Fabián se sorprendió de que Calín la emprendiera contra él con tanto desprecio e hiciese afirmaciones tan absurdas… pero más aún de ver que los otros oficiales guardaban silencio y lo miraban rencorosamente, como regañándolo por haber osado siquiera entrar en el puente, y asintiendo tácitamente a los disparates que decía el otro. Los tripulantes y pasajeros que lo habían llevado parecían ahora avergonzados, y se iban desgranando poco a poco. Y al fin, con un largo suspiro a manera de comentario, retrocedió y salió a sentarse en la banca de afuera, a otear nuevamente el horizonte en busca de la pavorosa catarata.

Calín agarró confiadamente el timón, seguido del pelón Rudy; pero enseguida llamó a Memo y a sus otros amigos, ordenó servir licores y adornar los costados del barco con guirnaldas multicolor. El navío siguió su marcha, dando tumbos y a velocidad creciente, pero los orgullosos oficiales se mordían la lengua para no quejarse, y esperaban con extraña parsimonia que Calín pidiese un mapa, hiciese algún gesto o siquiera intentase darle vuelta al timón.

–¿Y bien? —ladró uno de los navegantes, ya impaciente—. ¿Babor o estribor?

El sorprendido Calín abrió mucho los ojos y los fijó en el que hacía la pregunta.

–Usted no tiene porqué cuestionar eso—respondió con brusquedad—. Está dividiendo a la tripulación. Sin duda usted es un aliado de ese tal Fabián.

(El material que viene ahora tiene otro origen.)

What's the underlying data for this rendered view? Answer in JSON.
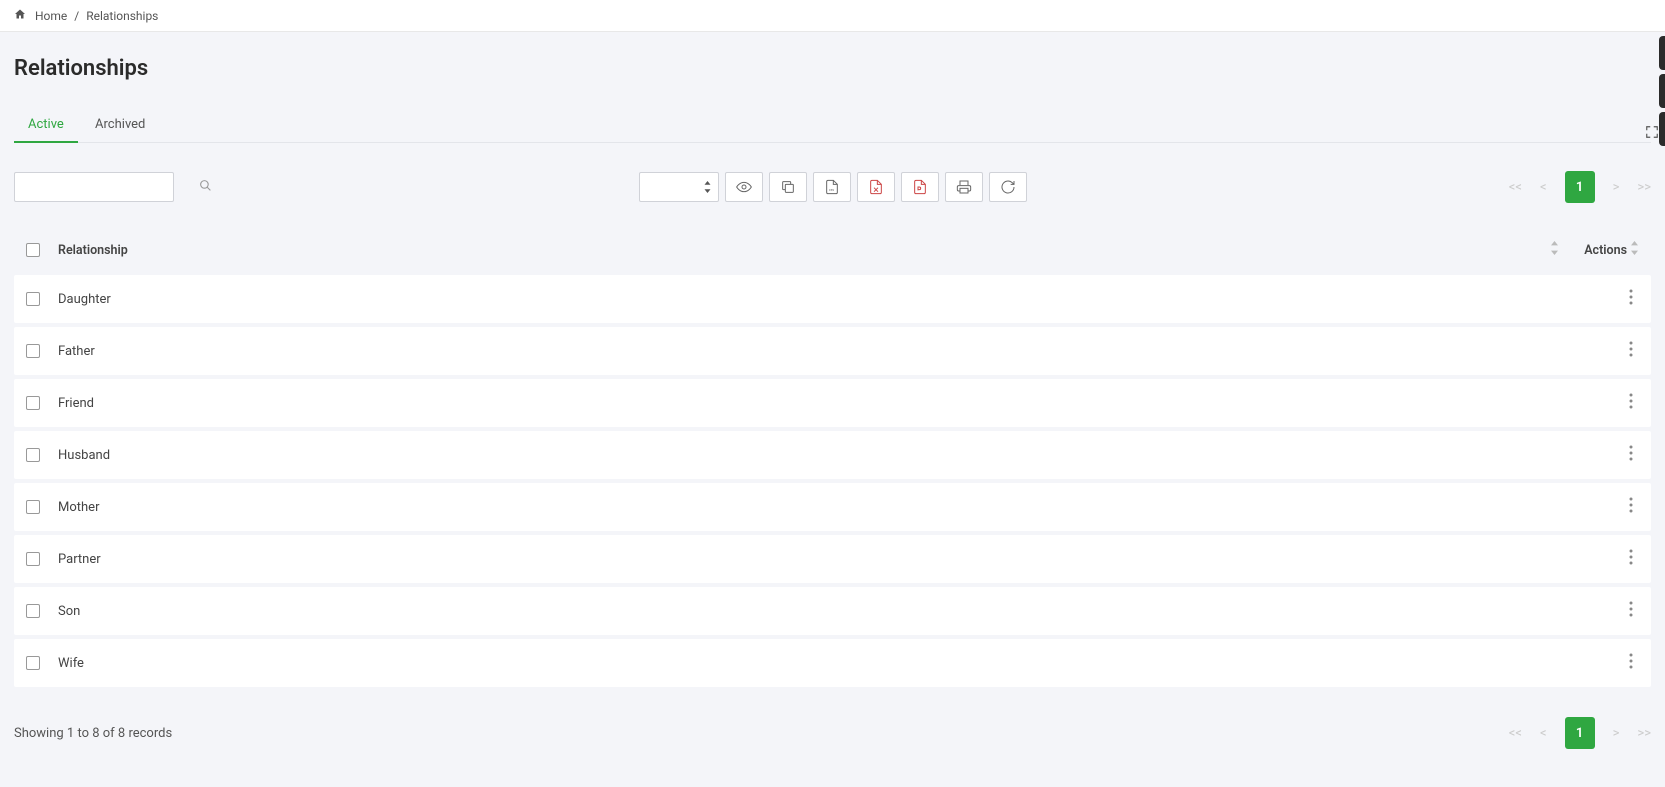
{
  "breadcrumb": {
    "home": "Home",
    "sep": "/",
    "current": "Relationships"
  },
  "page": {
    "title": "Relationships"
  },
  "tabs": {
    "active": "Active",
    "archived": "Archived"
  },
  "toolbar": {
    "search_value": "",
    "search_placeholder": ""
  },
  "pagination": {
    "first": "<<",
    "prev": "<",
    "current": "1",
    "next": ">",
    "last": ">>"
  },
  "table": {
    "header": {
      "relationship": "Relationship",
      "actions": "Actions"
    },
    "rows": [
      {
        "name": "Daughter"
      },
      {
        "name": "Father"
      },
      {
        "name": "Friend"
      },
      {
        "name": "Husband"
      },
      {
        "name": "Mother"
      },
      {
        "name": "Partner"
      },
      {
        "name": "Son"
      },
      {
        "name": "Wife"
      }
    ]
  },
  "footer": {
    "status": "Showing 1 to 8 of 8 records"
  },
  "icons": {
    "eye": "eye-icon",
    "copy": "copy-icon",
    "csv": "csv-icon",
    "xls": "xls-icon",
    "pdf": "pdf-icon",
    "print": "print-icon",
    "refresh": "refresh-icon"
  }
}
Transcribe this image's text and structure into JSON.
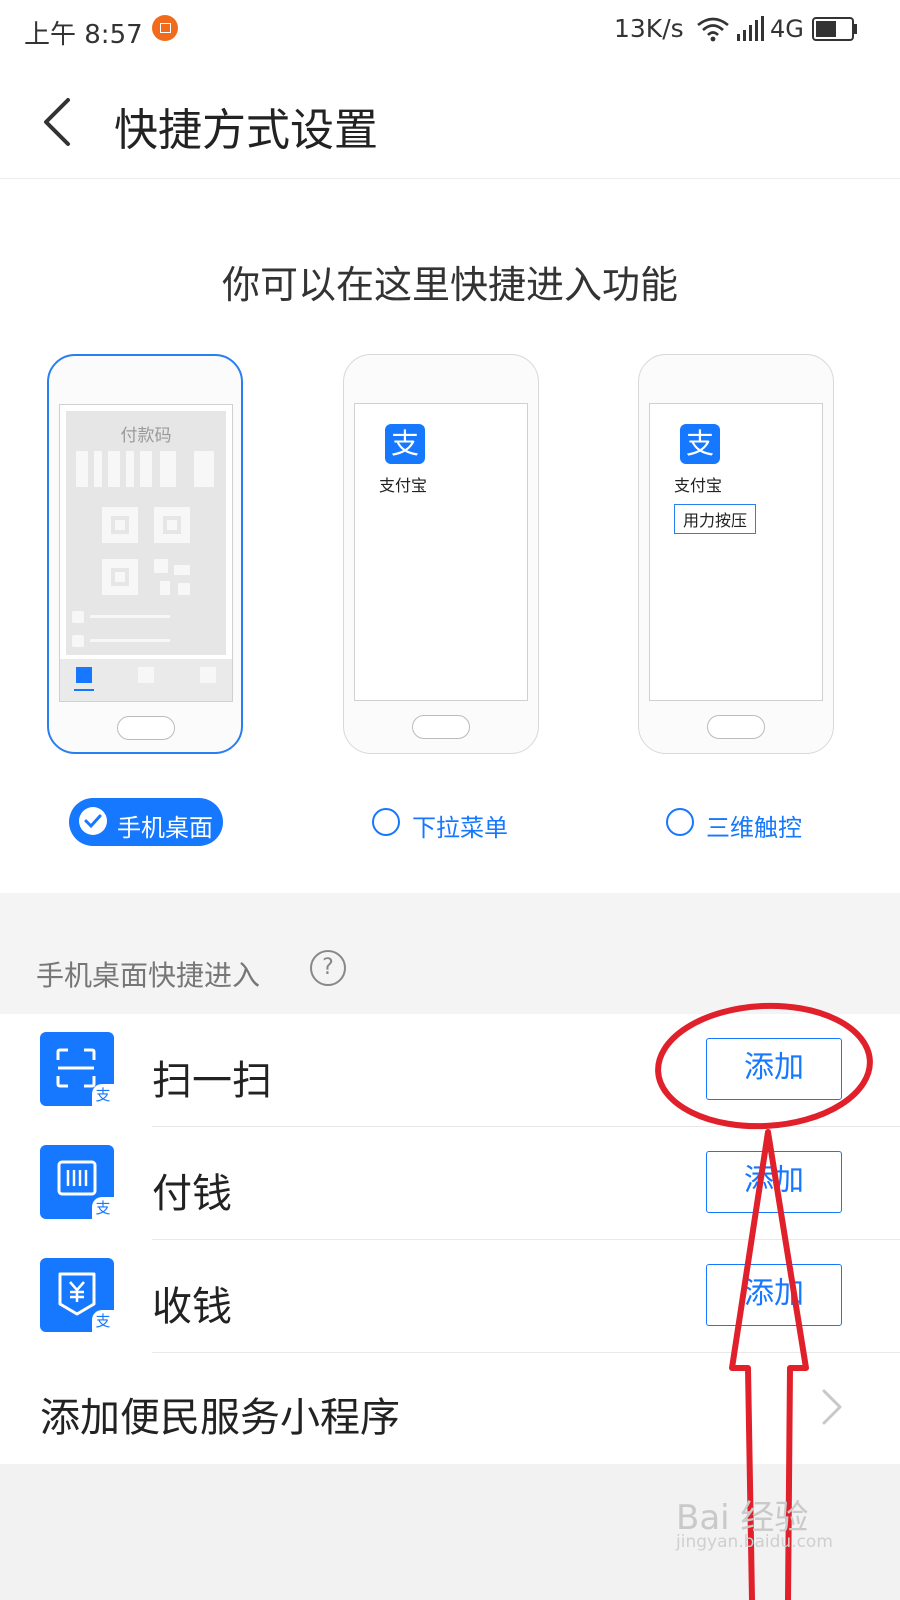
{
  "status_bar": {
    "time": "上午 8:57",
    "speed": "13K/s",
    "network": "4G",
    "icons": [
      "notification-icon",
      "wifi-icon",
      "signal-icon",
      "battery-icon"
    ]
  },
  "header": {
    "title": "快捷方式设置",
    "back_icon": "chevron-left-icon"
  },
  "intro": "你可以在这里快捷进入功能",
  "previews": {
    "home": {
      "caption": "付款码"
    },
    "dropdown": {
      "app_name": "支付宝",
      "app_glyph": "支"
    },
    "touch3d": {
      "app_name": "支付宝",
      "app_glyph": "支",
      "tip": "用力按压"
    }
  },
  "options": [
    {
      "label": "手机桌面",
      "selected": true
    },
    {
      "label": "下拉菜单",
      "selected": false
    },
    {
      "label": "三维触控",
      "selected": false
    }
  ],
  "section": {
    "title": "手机桌面快捷进入",
    "help": "?"
  },
  "shortcuts": [
    {
      "label": "扫一扫",
      "button": "添加",
      "icon": "scan-icon",
      "badge": "支"
    },
    {
      "label": "付钱",
      "button": "添加",
      "icon": "pay-icon",
      "badge": "支"
    },
    {
      "label": "收钱",
      "button": "添加",
      "icon": "receive-money-icon",
      "badge": "支"
    }
  ],
  "more": {
    "label": "添加便民服务小程序",
    "icon": "chevron-right-icon"
  },
  "watermark": {
    "brand": "Bai 经验",
    "url": "jingyan.baidu.com"
  },
  "colors": {
    "accent": "#1677ff",
    "annotation": "#e0202a"
  }
}
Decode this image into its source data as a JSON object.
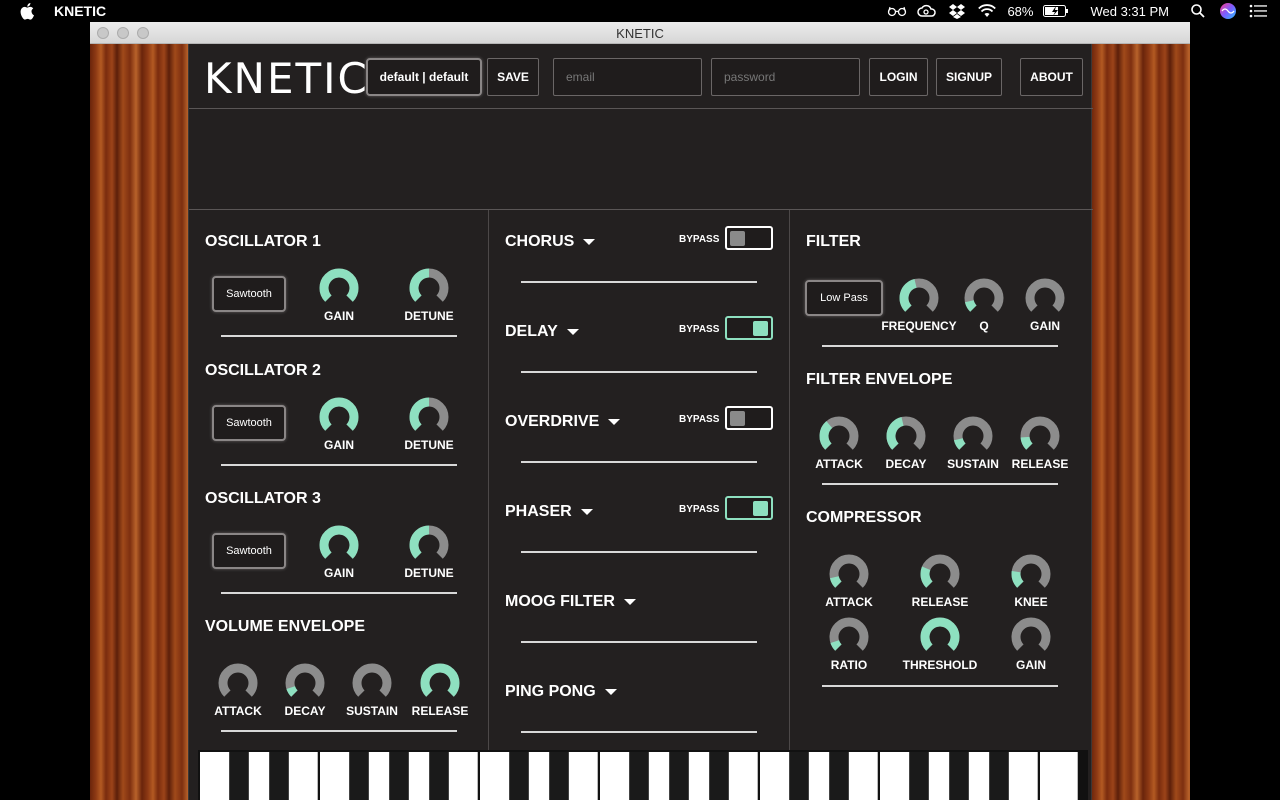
{
  "menubar": {
    "app_name": "KNETIC",
    "battery": "68%",
    "clock": "Wed 3:31 PM",
    "icons": [
      "apple-icon",
      "glasses-icon",
      "creative-cloud-icon",
      "dropbox-icon",
      "wifi-icon",
      "battery-icon",
      "spotlight-icon",
      "siri-icon",
      "notification-center-icon"
    ]
  },
  "window": {
    "title": "KNETIC"
  },
  "header": {
    "logo": "KNETIC",
    "preset": "default | default",
    "save": "SAVE",
    "email_placeholder": "email",
    "password_placeholder": "password",
    "login": "LOGIN",
    "signup": "SIGNUP",
    "about": "ABOUT"
  },
  "accent_color": "#8ee0c0",
  "oscillators": [
    {
      "title": "OSCILLATOR 1",
      "wave": "Sawtooth",
      "gain_label": "GAIN",
      "detune_label": "DETUNE",
      "gain": 1.0,
      "detune": 0.5
    },
    {
      "title": "OSCILLATOR 2",
      "wave": "Sawtooth",
      "gain_label": "GAIN",
      "detune_label": "DETUNE",
      "gain": 1.0,
      "detune": 0.5
    },
    {
      "title": "OSCILLATOR 3",
      "wave": "Sawtooth",
      "gain_label": "GAIN",
      "detune_label": "DETUNE",
      "gain": 1.0,
      "detune": 0.5
    }
  ],
  "volume_envelope": {
    "title": "VOLUME ENVELOPE",
    "knobs": [
      {
        "label": "ATTACK",
        "value": 0.0
      },
      {
        "label": "DECAY",
        "value": 0.1
      },
      {
        "label": "SUSTAIN",
        "value": 0.0
      },
      {
        "label": "RELEASE",
        "value": 1.0
      }
    ]
  },
  "effects": [
    {
      "name": "CHORUS",
      "bypass_label": "BYPASS",
      "bypass_on": false
    },
    {
      "name": "DELAY",
      "bypass_label": "BYPASS",
      "bypass_on": true
    },
    {
      "name": "OVERDRIVE",
      "bypass_label": "BYPASS",
      "bypass_on": false
    },
    {
      "name": "PHASER",
      "bypass_label": "BYPASS",
      "bypass_on": true
    },
    {
      "name": "MOOG FILTER"
    },
    {
      "name": "PING PONG"
    }
  ],
  "filter": {
    "title": "FILTER",
    "type": "Low Pass",
    "knobs": [
      {
        "label": "FREQUENCY",
        "value": 0.45
      },
      {
        "label": "Q",
        "value": 0.12
      },
      {
        "label": "GAIN",
        "value": 0.0
      }
    ]
  },
  "filter_envelope": {
    "title": "FILTER ENVELOPE",
    "knobs": [
      {
        "label": "ATTACK",
        "value": 0.35
      },
      {
        "label": "DECAY",
        "value": 0.45
      },
      {
        "label": "SUSTAIN",
        "value": 0.12
      },
      {
        "label": "RELEASE",
        "value": 0.15
      }
    ]
  },
  "compressor": {
    "title": "COMPRESSOR",
    "knobs": [
      {
        "label": "ATTACK",
        "value": 0.12
      },
      {
        "label": "RELEASE",
        "value": 0.25
      },
      {
        "label": "KNEE",
        "value": 0.2
      },
      {
        "label": "RATIO",
        "value": 0.1
      },
      {
        "label": "THRESHOLD",
        "value": 1.0
      },
      {
        "label": "GAIN",
        "value": 0.0
      }
    ]
  }
}
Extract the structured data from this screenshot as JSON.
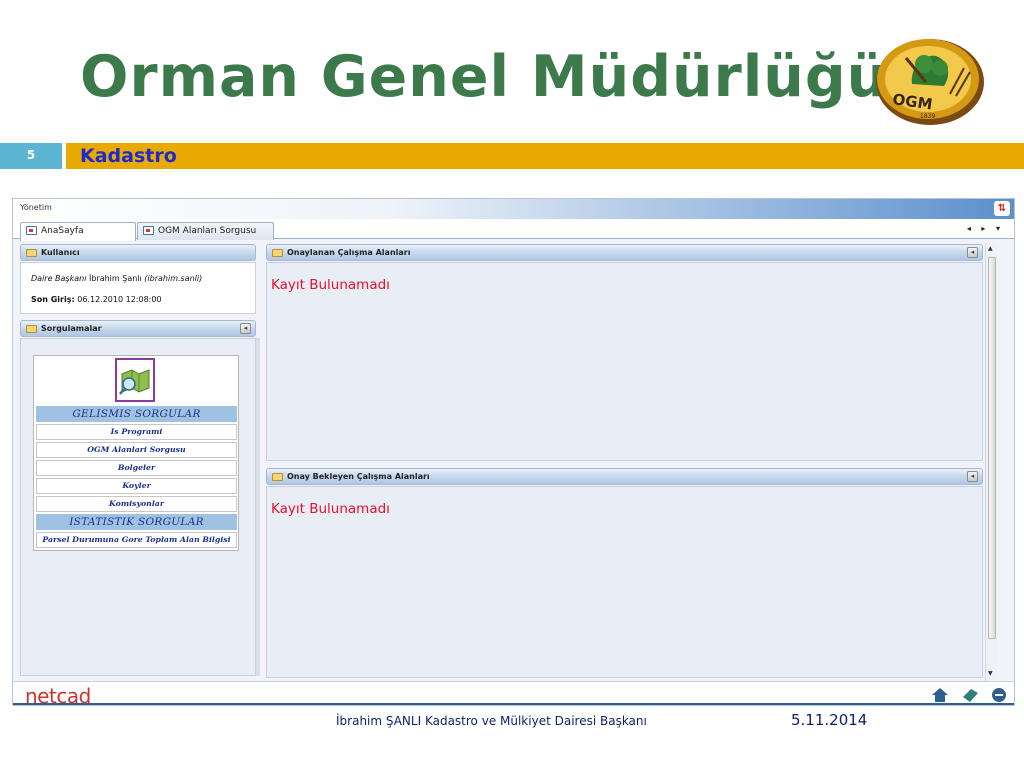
{
  "slide": {
    "title": "Orman Genel Müdürlüğü",
    "number": "5",
    "section": "Kadastro",
    "author": "İbrahim ŞANLI Kadastro ve Mülkiyet Dairesi Başkanı",
    "date": "5.11.2014"
  },
  "logo": {
    "text": "OGM",
    "year": "1839",
    "icon": "ogm-emblem-icon"
  },
  "app": {
    "title": "Yönetim",
    "tabs": [
      {
        "label": "AnaSayfa",
        "active": true
      },
      {
        "label": "OGM Alanları Sorgusu",
        "active": false
      }
    ],
    "nav_glyphs": "◂ ▸ ▾",
    "brand": "netcad"
  },
  "user_panel": {
    "title": "Kullanıcı",
    "role": "Daire Başkanı",
    "name": "İbrahim Şanlı",
    "username": "(ibrahim.sanli)",
    "login_label": "Son Giriş:",
    "login_time": "06.12.2010 12:08:00"
  },
  "query_panel": {
    "title": "Sorgulamalar",
    "sections": [
      {
        "heading": "GELISMIS SORGULAR",
        "items": [
          "Is Programi",
          "OGM Alanlari Sorgusu",
          "Bolgeler",
          "Koyler",
          "Komisyonlar"
        ]
      },
      {
        "heading": "ISTATISTIK SORGULAR",
        "items": [
          "Parsel Durumuna Gore Toplam Alan Bilgisi"
        ]
      }
    ]
  },
  "approved_panel": {
    "title": "Onaylanan Çalışma Alanları",
    "empty_message": "Kayıt Bulunamadı"
  },
  "pending_panel": {
    "title": "Onay Bekleyen Çalışma Alanları",
    "empty_message": "Kayıt Bulunamadı"
  },
  "colors": {
    "title_green": "#3c7a4c",
    "section_bar": "#e8aa00",
    "section_text": "#1d2ad0",
    "slide_number_bg": "#5bb5d3",
    "empty_message": "#e4122a",
    "netcad_red": "#c9372c"
  }
}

Hubo un instante de calma aparente, pero el improvisado capitán no hacía más que rascarse su enorme cabeza.

–¿Babor o estribor? ¿Para dónde vamos? ¿Cuándo vas a virar? –otras voces se sumaron al fin desde los rincones del puente. Fabián alcanzaba a ver la escena desde afuera, a través de las ventanillas. Observó que Calín se desconcertaba y retrocedía, aunque siempre desafiante y rígido, manoteando desacompasadamente como queriendo calmarlos… pero sin mirar siquiera el timón.

Y él seguía aquí. Afuera, sin que nadie saliera a llamarlo.

–¿Acaso no se han dado cuenta? —vociferó alguien dentro, con tal vigor que alcanzó a oírse hasta la cubierta más lejana—. ¡Este payaso no sabe ni qué es “babor” ni “estribor”, ni siquiera puede leer un mapa! ¡Que estaba preparado, decía…! ¡Lo único que le interesa es armar su fiesta!

–Con Fabián estaríamos peor—era lo único que atinaba a repetir el balbuceante Calín, pero ya nadie le creía una palabra. Los oficiales más viejos sacaban pecho e intentaban gobernar la nave… pero ellos, al igual que el viejo capitán ya retirado, sólo sabían ir hacia adelante y no recordaban dónde habían perdido el rumbo.

Mientras aquel ridículo conflicto se prolongaba, Fabián suspiró. “¿Cuánto tiempo nos quedará?”… Las gesticulaciones y voces continuaban adentro. El timón seguía sin girar. Nadie lo tomaba. A la distancia comenzaba a verse la espuma profusa que anunciaba la inminente catástrofe.